A presidente do Conselho Penitenciário do Ceará (Copen-CE), advogada Ruth Leite Vieira, acredita que o uso das câmeras corporais "inibe a tortura física, além de ser também uma segurança para os bons policiais penais, que são a maioria". "O que ainda falta, no entanto, é que sejam de fato utilizadas por todos os policiais do plantão e não por amostragem. Falta ainda uma clareza maior, uma transparência no manuseio e utilização dessas imagens", pondera.

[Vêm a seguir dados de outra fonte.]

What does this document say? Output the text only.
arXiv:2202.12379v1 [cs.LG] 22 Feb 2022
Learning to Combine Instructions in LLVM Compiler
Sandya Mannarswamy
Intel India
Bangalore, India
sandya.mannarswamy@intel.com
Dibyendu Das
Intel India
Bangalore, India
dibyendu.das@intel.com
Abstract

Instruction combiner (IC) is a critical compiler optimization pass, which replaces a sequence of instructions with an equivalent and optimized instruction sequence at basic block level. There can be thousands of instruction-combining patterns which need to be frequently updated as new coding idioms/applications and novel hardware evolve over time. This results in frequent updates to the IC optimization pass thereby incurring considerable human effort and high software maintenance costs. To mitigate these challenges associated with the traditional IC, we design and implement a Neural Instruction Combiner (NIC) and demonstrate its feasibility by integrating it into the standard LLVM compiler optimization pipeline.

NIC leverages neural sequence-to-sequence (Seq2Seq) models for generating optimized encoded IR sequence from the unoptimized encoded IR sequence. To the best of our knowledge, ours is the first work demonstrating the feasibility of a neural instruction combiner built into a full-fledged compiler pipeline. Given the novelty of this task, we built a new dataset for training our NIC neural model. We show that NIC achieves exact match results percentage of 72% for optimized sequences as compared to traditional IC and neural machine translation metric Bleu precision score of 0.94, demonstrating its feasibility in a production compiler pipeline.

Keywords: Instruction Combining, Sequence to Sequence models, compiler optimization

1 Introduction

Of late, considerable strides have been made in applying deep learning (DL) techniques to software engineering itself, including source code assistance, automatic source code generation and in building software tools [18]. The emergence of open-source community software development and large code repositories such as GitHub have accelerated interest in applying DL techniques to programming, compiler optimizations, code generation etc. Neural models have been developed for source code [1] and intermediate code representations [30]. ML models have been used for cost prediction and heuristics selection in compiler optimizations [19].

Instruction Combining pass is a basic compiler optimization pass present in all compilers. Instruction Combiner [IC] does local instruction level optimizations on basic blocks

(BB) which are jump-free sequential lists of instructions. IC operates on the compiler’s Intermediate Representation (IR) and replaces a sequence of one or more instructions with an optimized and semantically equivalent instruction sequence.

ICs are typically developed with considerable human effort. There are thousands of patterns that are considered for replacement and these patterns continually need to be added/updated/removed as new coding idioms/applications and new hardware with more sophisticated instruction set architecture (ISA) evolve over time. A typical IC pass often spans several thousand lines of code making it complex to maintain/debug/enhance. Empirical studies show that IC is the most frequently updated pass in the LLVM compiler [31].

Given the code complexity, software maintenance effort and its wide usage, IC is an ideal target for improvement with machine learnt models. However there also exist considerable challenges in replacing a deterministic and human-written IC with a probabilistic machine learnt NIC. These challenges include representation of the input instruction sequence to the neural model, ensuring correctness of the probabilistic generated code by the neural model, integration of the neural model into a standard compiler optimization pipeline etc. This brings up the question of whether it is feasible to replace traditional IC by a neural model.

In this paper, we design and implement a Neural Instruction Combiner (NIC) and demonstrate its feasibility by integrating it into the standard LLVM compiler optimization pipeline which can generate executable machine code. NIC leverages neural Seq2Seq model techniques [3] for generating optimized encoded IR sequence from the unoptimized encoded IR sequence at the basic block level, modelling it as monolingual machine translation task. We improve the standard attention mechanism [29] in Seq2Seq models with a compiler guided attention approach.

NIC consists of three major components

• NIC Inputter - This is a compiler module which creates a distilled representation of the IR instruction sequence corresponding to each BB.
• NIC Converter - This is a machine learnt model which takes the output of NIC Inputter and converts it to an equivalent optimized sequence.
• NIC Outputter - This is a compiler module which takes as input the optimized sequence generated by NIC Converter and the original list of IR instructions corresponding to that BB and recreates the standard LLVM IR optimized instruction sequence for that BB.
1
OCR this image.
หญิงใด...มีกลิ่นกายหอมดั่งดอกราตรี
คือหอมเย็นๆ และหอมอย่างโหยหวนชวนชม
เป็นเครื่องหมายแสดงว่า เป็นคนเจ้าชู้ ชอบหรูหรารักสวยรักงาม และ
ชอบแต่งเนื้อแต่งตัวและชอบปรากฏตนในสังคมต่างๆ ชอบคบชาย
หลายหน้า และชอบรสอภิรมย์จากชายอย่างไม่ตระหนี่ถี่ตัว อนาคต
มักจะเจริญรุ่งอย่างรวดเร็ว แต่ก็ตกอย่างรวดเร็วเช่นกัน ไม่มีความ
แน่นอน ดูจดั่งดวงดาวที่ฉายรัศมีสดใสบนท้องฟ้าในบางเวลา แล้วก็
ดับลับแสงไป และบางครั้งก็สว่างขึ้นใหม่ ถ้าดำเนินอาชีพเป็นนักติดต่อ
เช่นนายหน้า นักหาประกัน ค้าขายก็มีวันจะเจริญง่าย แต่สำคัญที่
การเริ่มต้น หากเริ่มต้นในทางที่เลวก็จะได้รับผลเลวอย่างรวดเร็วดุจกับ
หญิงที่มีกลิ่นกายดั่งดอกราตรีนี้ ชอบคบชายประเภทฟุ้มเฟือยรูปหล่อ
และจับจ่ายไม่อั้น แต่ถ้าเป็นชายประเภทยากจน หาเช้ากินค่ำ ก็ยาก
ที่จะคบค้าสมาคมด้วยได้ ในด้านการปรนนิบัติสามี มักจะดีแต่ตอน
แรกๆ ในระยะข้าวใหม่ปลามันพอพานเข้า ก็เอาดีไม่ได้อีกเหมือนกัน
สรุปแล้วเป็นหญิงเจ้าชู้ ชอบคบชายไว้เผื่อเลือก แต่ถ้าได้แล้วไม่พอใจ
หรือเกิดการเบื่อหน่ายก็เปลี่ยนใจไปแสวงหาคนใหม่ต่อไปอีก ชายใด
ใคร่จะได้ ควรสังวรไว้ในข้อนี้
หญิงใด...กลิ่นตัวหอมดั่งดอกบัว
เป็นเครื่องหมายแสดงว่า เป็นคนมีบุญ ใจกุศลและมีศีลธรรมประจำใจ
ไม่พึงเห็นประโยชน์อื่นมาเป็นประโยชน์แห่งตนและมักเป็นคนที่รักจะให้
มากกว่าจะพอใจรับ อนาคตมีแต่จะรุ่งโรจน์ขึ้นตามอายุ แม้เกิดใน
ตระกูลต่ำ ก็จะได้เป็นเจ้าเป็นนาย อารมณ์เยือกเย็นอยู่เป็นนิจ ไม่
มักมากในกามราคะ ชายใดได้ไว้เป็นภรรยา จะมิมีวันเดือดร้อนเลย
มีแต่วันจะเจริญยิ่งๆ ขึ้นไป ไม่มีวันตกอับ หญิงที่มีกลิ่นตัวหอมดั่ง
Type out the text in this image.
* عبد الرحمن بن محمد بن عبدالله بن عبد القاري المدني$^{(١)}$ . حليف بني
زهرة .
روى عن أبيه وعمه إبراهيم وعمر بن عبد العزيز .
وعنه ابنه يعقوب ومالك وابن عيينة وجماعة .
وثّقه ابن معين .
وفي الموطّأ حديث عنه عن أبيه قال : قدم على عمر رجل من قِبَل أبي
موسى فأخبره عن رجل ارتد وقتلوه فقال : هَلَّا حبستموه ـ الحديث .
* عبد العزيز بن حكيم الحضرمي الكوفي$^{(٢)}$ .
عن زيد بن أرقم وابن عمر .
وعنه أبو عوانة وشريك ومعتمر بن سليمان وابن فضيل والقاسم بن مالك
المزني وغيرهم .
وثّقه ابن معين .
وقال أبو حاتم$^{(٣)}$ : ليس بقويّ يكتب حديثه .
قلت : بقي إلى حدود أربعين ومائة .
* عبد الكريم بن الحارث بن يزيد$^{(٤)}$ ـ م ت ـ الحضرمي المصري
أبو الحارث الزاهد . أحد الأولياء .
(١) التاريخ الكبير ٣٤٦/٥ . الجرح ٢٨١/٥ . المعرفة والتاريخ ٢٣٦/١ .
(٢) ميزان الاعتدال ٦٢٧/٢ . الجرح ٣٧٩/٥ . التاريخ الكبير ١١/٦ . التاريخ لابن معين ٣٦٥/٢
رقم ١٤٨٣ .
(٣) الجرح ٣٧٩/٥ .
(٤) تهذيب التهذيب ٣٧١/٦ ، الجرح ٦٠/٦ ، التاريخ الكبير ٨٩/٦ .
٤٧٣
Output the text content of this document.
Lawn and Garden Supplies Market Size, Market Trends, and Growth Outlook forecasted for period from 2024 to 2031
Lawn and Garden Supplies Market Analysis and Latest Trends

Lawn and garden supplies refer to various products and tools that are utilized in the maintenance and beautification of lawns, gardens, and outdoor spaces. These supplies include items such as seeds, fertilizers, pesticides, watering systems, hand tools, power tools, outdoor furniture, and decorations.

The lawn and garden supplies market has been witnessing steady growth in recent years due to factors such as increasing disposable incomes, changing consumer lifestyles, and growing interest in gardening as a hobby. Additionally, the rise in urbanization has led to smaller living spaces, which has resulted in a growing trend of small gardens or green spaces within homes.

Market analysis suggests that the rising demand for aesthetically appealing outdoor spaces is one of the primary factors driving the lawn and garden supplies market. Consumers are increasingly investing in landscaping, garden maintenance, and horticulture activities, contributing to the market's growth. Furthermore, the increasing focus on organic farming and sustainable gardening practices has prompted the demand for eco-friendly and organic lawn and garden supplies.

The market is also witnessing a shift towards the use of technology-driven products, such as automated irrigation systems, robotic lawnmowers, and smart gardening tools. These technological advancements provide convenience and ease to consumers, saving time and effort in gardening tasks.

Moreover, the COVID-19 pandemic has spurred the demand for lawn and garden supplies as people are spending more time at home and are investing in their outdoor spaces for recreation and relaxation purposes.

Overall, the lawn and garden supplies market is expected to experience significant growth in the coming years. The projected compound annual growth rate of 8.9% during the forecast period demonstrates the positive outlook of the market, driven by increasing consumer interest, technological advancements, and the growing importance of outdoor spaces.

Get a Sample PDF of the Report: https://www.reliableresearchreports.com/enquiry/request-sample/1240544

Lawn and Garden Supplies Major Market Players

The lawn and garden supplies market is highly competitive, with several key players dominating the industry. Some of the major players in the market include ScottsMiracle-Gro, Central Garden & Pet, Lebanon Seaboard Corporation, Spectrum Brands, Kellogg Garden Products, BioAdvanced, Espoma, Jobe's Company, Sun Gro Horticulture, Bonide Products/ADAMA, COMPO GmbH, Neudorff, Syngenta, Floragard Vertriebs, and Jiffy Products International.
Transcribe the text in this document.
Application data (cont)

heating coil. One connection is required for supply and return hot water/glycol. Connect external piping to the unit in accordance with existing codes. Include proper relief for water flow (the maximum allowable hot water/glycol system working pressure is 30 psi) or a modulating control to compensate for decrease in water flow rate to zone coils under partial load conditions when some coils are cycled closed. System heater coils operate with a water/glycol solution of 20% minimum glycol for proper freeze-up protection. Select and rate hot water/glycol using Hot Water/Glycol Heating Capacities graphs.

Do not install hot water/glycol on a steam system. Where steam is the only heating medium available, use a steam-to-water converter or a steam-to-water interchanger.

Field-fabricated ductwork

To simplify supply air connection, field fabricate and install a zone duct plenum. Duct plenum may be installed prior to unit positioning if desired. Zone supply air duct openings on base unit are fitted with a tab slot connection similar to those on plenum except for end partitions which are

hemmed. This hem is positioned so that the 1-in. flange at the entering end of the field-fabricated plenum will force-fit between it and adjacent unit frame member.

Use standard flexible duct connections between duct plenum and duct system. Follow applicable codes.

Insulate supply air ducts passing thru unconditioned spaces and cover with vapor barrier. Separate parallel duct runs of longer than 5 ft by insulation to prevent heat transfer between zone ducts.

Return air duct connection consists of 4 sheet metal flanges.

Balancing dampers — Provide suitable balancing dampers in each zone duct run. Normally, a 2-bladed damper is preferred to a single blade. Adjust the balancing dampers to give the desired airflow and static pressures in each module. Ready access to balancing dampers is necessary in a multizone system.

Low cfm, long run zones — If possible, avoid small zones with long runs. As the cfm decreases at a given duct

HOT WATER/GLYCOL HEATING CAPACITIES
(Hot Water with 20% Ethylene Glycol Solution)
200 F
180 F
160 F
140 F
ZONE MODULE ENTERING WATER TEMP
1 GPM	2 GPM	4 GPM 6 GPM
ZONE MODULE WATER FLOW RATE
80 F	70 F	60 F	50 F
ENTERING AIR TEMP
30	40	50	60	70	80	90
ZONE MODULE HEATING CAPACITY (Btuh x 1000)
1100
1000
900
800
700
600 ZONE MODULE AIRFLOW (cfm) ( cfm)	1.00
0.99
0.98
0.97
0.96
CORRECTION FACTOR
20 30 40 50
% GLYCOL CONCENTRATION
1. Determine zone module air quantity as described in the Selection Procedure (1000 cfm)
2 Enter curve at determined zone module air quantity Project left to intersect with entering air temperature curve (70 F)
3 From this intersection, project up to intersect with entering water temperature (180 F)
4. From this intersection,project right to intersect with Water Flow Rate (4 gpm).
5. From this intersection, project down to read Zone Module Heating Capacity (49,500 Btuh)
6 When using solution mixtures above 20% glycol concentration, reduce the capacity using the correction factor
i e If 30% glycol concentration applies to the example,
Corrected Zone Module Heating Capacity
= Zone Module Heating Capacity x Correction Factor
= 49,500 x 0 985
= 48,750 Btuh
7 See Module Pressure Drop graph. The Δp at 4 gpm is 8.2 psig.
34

É importante frisar que somente as câmeras corporais, mesmo em todos os policiais, não é uma medida em si suficiente para exterminar as torturas. A tortura psicológica é uma mácula não enfrentada pelo Estado. Neste sentido, faz-se urgente e necessário medidas outras, a começar da formação, para garantia da integridade da pessoa presa."
Custo mensal de R$ 246 mil
A reportagem apurou que o Sistema Penitenciário cearense conta com 448 câmeras corporais, com um custo mensal por unidade de R$ 550 - o que resulta em um gasto de R$ 246 mil por mês, para o Estado. Os equipamentos estão distribuídos entre as 36 unidades penitenciárias do Ceará. Os presídios maiores recebem 20 câmeras; enquanto as unidades menores têm 4 câmeras.
O equipamento contratado pela SAP funciona em três modos: no primeiro, a câmera capta apenas imagem; no segundo, o policial penal aciona a função conhecida como "evidência" e a 'bodycam' começa a gravar áudio também, para situações mais delicadas, como abordagens a detentos (nesse caso, o vídeo é transferido direto para um setor específico do banco de dados); e na terceira possibilidade, o equipamento pode ser utilizado também como um radiocomunicador, para os policiais penais trocarem informações.
No dia do lançamento da tecnologia, o Secretaria da Administração Penitenciária divulgou que a câmera é blindada, à prova d’água e inviolável, além de possuir GPS que fornece a localização em tempo real do usuário e o histórico de deslocamento.
Mauro Albuquerque revela que, aliado ao uso da 'bodycam', o Estado está próximo de finalizar a instalação de um sistema de videomonitoramento completo nas unidades penitenciárias cearenses. "Hoje, o Ceará é um exemplo. Eu estava em um congresso com outros secretários e um pesquisador inglês queria saber como era o nosso funcionamento, porque é um dos poucos lugares que têm (a 'bodycam') dentro do sistema penitenciário", ressalta.
O uso das câmeras corporais também é acompanhado e fiscalizado pela Corregedoria dos Presídios, da Justiça Estadual. "O uso de câmeras corporais está sendo implementado nas unidades prisionais e disciplinado por ato normativo da Secretaria da Administração Penitenciária, sendo obrigatório aos policiais em situações em que tenham contato com internos. A Corregedoria de Presídios fiscaliza o cumprimento dessa norma da mesma forma como o faz com as demais pertinentes ao sistema prisional: mediante verificações nas inspeções presenciais mensais realizadas e mediante a possibilidade de recebimento de reclamações", informou o Tribunal de Justiça do Ceará (TJCE), em nota.